With improving outcomes of childhood cancers, increasing interest is being directed towards the long-term adverse effects in childhood cancer survivors (CCSs). Dental developmental disturbances (DDDs) are receiving attention given the adverse effect on the quality of life and optimal nutrition. Anticancer therapy (ACT) constituting systemic chemotherapy and radiotherapy to the head and neck region can interfere with odontogenesis resulting in several aberrations, including tooth agenesis, tooth discoloration, root shortening, or malformation, reduced salivary flow, dental caries, enamel hypoplasia, and microdontia. The DDDs can be irreversible [1, 2]. Children are typically affected, while the adults receiving ACT are spared as the dental structures are already formed.

The risk factors for DDDs include (a) age below 3 y while receiving ACT, (b) dose-dependent alkylating agents including cyclophosphamide (> 4 g/m2), and (c) radiotherapy dose exceeding 20 Gy to head and neck region [3, 4]. Few recent studies have suggested age below 4 y and radiotherapy dose exceeding 20 Gy to predict DDDs better than the dose of radiotherapy alone [4, 5]. In the current protocols for acute lymphoblastic leukemia (ALL), prophylactic cranial radiotherapy is no longer included. In this issue of the Journal, Atif et al. report the long-term adverse effect of ACT on dentition in CCSs from a single center in New Delhi [6]. They have demonstrated the adverse effects of the early age of initiation of ACT (< 5 y) on DDDs [6]. It is in concordance with earlier studies [1, 3, 4]. In addition, the authors demonstrate that microdontia is a common crown defect observed in 41% of CCSs, similar to the findings of earlier studies [3, 7, 8].

In a recent survey study by a Dutch group, root defects were more common than crown defects, with impaired root growth and microdontia being the most common root and crown defects, respectively, in CCSs [4]. The root abnormalities, including shortening, blunting, tapering, and the etiology of clinically missing teeth, including impacted tooth and tooth agenesis, can be better studied by orthopantomogram (OPG) [7, 9]. In a systematic review and meta-analysis of 16 nonrandomized studies, root defects were observed in 62% of cases using OPG [7]. The commonest abnormality noted was impaired root growth in 58% of survivors, and the commonest cancer was leukemia in 45% of cases [7].

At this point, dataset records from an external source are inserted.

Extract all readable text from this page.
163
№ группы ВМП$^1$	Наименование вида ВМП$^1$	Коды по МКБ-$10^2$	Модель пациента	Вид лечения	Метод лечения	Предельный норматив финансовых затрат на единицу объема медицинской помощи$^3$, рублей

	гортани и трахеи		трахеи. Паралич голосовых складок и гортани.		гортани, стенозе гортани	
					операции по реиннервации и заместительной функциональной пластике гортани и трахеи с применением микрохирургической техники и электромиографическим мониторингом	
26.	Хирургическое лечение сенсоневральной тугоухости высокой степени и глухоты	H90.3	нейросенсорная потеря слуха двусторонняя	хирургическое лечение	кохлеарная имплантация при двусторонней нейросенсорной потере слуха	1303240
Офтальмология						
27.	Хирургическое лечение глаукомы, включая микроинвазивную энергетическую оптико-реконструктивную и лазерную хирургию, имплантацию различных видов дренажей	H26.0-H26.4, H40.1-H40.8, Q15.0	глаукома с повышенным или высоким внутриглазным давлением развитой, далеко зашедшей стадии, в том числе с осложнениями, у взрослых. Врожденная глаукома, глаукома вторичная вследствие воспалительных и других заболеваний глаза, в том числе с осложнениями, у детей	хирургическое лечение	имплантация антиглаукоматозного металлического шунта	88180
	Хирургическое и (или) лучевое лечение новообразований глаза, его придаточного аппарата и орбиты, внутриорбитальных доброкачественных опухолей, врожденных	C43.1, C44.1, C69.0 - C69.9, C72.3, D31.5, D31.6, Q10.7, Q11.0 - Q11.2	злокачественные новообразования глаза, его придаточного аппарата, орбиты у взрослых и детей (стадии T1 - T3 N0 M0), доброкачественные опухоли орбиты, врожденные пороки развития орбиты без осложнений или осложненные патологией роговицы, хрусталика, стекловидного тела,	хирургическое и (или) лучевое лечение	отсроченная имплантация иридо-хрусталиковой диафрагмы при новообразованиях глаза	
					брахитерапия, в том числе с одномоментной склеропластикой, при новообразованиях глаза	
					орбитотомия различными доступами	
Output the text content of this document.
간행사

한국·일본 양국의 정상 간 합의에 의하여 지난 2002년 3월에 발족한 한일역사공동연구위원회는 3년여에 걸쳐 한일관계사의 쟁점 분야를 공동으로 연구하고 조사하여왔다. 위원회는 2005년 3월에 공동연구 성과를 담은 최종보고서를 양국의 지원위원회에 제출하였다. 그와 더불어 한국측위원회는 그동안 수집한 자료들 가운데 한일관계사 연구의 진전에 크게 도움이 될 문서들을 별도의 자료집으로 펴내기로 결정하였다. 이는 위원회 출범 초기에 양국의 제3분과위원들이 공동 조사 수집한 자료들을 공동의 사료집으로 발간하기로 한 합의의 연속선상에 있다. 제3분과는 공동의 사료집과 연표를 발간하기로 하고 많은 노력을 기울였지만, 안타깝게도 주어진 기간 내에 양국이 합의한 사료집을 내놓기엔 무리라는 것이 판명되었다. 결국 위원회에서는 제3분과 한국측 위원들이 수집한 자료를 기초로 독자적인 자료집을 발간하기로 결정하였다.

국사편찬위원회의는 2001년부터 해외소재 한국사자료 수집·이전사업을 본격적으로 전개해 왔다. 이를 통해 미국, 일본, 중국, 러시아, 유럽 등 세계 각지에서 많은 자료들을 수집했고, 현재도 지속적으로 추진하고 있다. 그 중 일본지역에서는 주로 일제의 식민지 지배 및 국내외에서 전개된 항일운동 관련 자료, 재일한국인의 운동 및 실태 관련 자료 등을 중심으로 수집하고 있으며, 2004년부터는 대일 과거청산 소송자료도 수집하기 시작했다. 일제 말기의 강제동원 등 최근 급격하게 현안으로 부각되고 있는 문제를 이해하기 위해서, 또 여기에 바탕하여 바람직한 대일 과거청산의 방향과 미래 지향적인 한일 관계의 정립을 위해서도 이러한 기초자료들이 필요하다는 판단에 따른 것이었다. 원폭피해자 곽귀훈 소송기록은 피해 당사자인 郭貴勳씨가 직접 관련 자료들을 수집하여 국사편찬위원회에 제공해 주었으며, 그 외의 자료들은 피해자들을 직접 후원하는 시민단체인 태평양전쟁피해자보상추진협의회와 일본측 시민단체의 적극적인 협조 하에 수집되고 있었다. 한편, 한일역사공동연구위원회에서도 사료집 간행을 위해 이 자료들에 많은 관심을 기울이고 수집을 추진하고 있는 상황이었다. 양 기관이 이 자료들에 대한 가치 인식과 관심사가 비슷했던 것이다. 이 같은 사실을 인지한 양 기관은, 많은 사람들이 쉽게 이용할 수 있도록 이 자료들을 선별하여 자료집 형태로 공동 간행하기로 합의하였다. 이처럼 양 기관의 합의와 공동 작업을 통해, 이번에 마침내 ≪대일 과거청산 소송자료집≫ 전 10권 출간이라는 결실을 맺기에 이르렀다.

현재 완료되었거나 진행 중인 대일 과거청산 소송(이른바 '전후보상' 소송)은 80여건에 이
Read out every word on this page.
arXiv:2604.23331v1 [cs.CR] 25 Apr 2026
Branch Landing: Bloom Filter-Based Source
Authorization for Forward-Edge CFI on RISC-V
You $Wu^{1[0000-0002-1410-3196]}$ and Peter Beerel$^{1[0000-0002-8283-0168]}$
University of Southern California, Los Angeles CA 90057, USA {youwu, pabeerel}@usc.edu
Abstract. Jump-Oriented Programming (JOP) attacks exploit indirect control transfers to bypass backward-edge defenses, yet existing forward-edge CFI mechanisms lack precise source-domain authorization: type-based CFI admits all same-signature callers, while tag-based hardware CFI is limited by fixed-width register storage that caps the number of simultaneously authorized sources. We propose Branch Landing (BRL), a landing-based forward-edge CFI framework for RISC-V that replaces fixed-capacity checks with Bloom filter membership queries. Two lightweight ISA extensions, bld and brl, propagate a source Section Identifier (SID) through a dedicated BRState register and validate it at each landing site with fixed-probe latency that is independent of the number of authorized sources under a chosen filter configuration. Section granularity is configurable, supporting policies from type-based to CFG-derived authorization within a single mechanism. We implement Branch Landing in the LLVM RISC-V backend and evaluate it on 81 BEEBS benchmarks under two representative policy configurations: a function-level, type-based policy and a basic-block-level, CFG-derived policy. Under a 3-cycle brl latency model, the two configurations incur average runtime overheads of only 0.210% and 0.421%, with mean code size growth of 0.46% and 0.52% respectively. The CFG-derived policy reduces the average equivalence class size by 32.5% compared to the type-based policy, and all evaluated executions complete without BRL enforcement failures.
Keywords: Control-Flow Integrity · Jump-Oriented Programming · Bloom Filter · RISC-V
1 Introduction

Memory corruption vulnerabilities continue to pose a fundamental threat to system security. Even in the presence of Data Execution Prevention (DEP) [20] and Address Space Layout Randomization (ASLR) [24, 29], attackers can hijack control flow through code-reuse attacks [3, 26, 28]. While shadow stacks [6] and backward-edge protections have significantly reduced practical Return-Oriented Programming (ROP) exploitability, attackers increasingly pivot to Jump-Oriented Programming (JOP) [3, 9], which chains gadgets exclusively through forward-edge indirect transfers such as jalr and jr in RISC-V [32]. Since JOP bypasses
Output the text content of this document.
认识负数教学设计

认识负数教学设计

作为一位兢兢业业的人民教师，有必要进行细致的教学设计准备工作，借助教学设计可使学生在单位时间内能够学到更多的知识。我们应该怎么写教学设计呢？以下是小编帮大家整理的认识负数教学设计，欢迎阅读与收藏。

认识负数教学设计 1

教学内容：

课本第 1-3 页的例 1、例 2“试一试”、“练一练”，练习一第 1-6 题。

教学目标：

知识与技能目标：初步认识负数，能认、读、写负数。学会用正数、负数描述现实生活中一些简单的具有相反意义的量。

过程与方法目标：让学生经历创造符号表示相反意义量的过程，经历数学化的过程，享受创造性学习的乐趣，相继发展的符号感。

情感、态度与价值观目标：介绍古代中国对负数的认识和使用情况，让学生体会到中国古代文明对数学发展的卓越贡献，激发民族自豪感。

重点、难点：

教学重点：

In the study by Atif et al., nearly half the study population (45%) is constituted by ALL survivors [6]. It was an opportunity for analyzing the various root defects, the effect of alkylating agents, and the cumulative doses on dental anomalies in CCSs. The dose, site, and age of administration of radiotherapy are not analyzed. Also, understandably, the OPG was performed in a few selected cases. The effect of cumulative dose of alkylating agents and the dose, site, and age at administration of radiotherapy on DDDs has not been specifically addressed. There is a need to model a risk profile to identify the CCSs at the greater risk of DDDs. It would help to target the at-risk survivors for dental referral, early identification, and appropriate intervention for dental adverse effects. Likely, the sample size and heterogeneous patient population were the limiting factors in the study by Atif et al. to identify comprehensive risk factors. Notably, there is a void in the literature on the adverse effect of intensity-modulated radiotherapy on dental effects [1].

Chemotherapy and radiotherapy can also lead to xerostomia, which, combined with enamel hypoplasia, results in an increased risk of dental caries. Probably, xerostomia was not evaluated as the indications for radiotherapy to the head and neck region are limited in childhood cancers compared to adults. Dental caries is a common finding in clinical practice. Both these parameters could have been addressed in the study of Atel et al., as it is helpful when planning orthodontics. Xerostomia is observed to be associated with periodontal disease. It is postulated to be associated with cardiovascular disease, which can be compounded by anthracyclines and radiotherapy [1, 10].

In low- and middle-income countries (LMICs), universal availability of cancer survivor clinics and ready access to dentists with expertise in CCSs is a distant reality. Indeed, there is an unmet need to identify at-risk survivors for early intervention. LMICs account for 80%–90% of childhood cancer burden, providing an opportunity for designing a scoring system to predict the risk of DDDs in CCSs. The study by Atif et al. is one of the very few studies that has addressed dental health in CCSs, particularly in LMICs.